E ela então abriu-se como um livro mágico e contou: 

"Em um belo dia de sol, a Verdade acordou feliz e colocando uma bela flor no cabelo, foi passear pela praça.
E como sempre fora muito educada, à todos que passavam,a Verdade se dirigia com alguma saudação gentil " Bom dia, Como vai? Belo dia!Como está?"
Mas estranhamente, todos que passavam por ela, viravam o rosto,
mudavam de calçada, ignorando seus cumprimentos, nem sequer
cruzando olhares com ela...
Assim foi sucessivamente até que a Verdade, indignada, triste e
cabisbaixa foi caminhando até a praça da cidade. E exausta, sentou-se num banco.
Logo a sua frente , assentada no meio de crianças de várias
idades, havia uma senhora muito bela, com um delicioso e enorme xale colorido, que contava belos contos para os pequenos ouvintes atentos.
Vendo a Verdade triste e infeliz, bela senhora que contava estórias
se aproximou perguntando:

-O que foi verdade, por que está tão triste?
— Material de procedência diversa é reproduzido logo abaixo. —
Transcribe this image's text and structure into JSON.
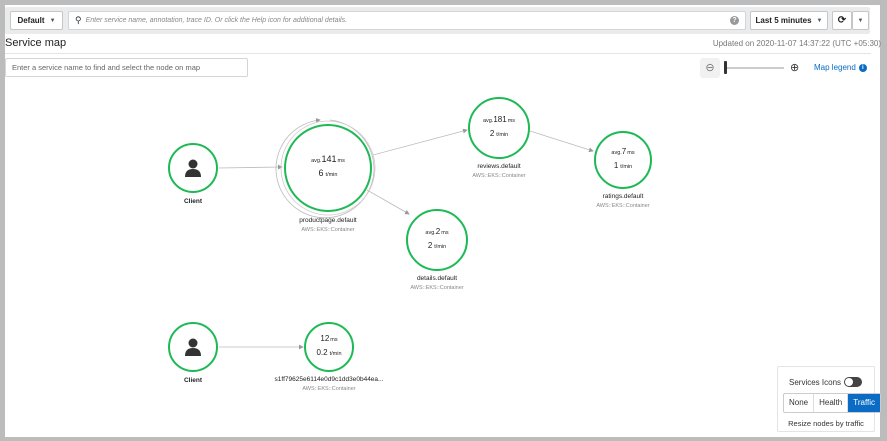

A Verdade respondeu: - Ninguém sequer olhou para mim hoje, nem por um segundo! Ah Como estou triste!"
A senhora abriu um belo sorriso e disse: - Ahhh querida! 
Olhar para a verdade NUA é sempre muito difícil para qualquer pessoa!
Tome, vista isso, disse a Senhora colocando nos ombros da verdade o seu belo manto. Vista-se com o manto dos contos, disse ela.

Assim é, até hoje. A verdade anda por aí, vestida com o manto dos contos para que todos possamos olhar para ela!"

Quando a contadora de estórias terminou sua narrativa, boquiaberta, eu só conseguia ouvir tudo reverberando e se interligando dentro de mim:
O manto...
Cobrir...
A verdade...
O templo por baixo do templo.
O cesto...as maçãs...a Fonte...O monte...
Mulheres Sagradas... desde a minha chegada naquela cidade...
Mulheres me guiaram....
Avalon... Sacerdotisas...O Feminino Sagrado...

Tudo então fez sentido.
E então eu soube que havia chegado a Avalon, que havia chegado "em mim",  que havia chegado  "em casa".